Von Christine Schick

Murrhardt. Nachdem die Schweizer Group das zweite Mal in die Insolvenz gegangen war und sich für den Murrhardter Standort kein Investor gefunden hatte, war das Ende des Werks vor rund zwei Jahren besiegelt (wir berichteten). Mittlerweile ist das Areal des ehemaligen Produktionsstandorts zum Verkauf angeboten worden, wie Bürgermeister Armin Mößner in der jüngsten Gemeinderatssitzung in Erinnerung rief, für rund 2,1 Millionen Euro beispielsweise auf der Plattform Immoscout24.

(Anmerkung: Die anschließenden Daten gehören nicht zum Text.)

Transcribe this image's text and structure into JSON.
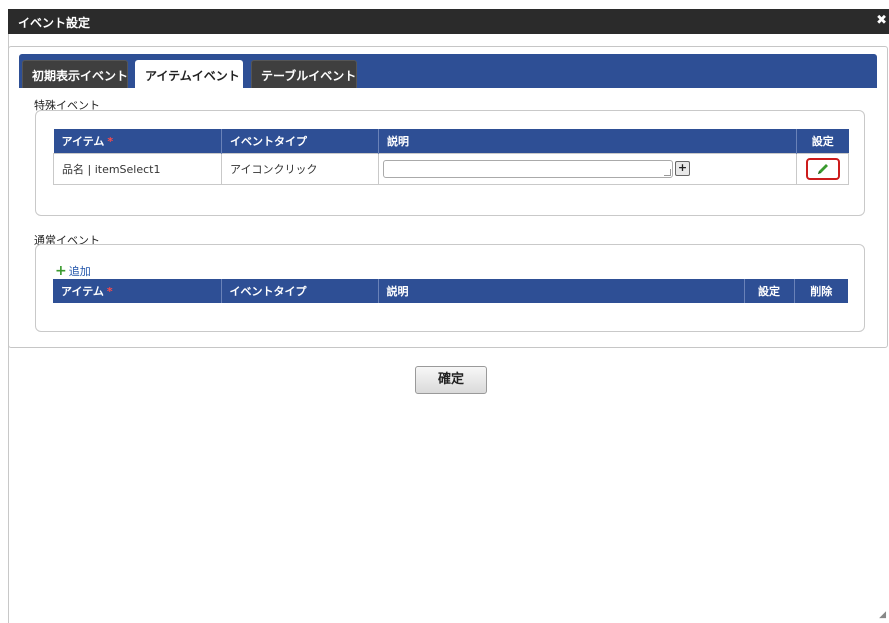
{
  "window": {
    "title": "イベント設定",
    "close_icon": "✖"
  },
  "tabs": [
    {
      "label": "初期表示イベント",
      "active": false
    },
    {
      "label": "アイテムイベント",
      "active": true
    },
    {
      "label": "テーブルイベント",
      "active": false
    }
  ],
  "special_events": {
    "section_label": "特殊イベント",
    "columns": {
      "item": "アイテム",
      "required_mark": "*",
      "event_type": "イベントタイプ",
      "description": "説明",
      "settings": "設定"
    },
    "rows": [
      {
        "item": "品名 | itemSelect1",
        "event_type": "アイコンクリック",
        "description": ""
      }
    ],
    "add_description_icon": "+",
    "edit_icon": "pencil-icon"
  },
  "normal_events": {
    "section_label": "通常イベント",
    "add_label": "追加",
    "add_icon": "+",
    "columns": {
      "item": "アイテム",
      "required_mark": "*",
      "event_type": "イベントタイプ",
      "description": "説明",
      "settings": "設定",
      "delete": "削除"
    }
  },
  "confirm_button": "確定",
  "colors": {
    "header_blue": "#2e4f95",
    "titlebar": "#2b2b2b",
    "highlight_red": "#cc1c1c",
    "add_green": "#3a9a2e"
  }
}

Schon länger ist klar, dass das nördliche Schweizer-Areal städtebaulich neu entwickelt werden soll. Vor dem konzeptionellen Hintergrund einer gemischten Wohn- und Gewerbenutzung hat der Gemeinderat bereits ein Bebauungsplanverfahren in die Wege geleitet (wir berichteten). Nun gibt es für das südliche Gebiet und den ehemaligen Fabrikstandort einen potenziellen Käufer, die Unternehmensgruppe Schlegel concepts aus Bietigheim-Bissingen. Diese möchte auf der Fläche ein Wohnbauprojekt angehen, das Mößner skizzierte. Er beschrieb Schlegel concepts als ein Unternehmen, das auf dem Baumarkt breit aufgestellt ist. Zu umgesetzten Projekten gehörten Schulen genauso wie Hotels oder Fachmärkte.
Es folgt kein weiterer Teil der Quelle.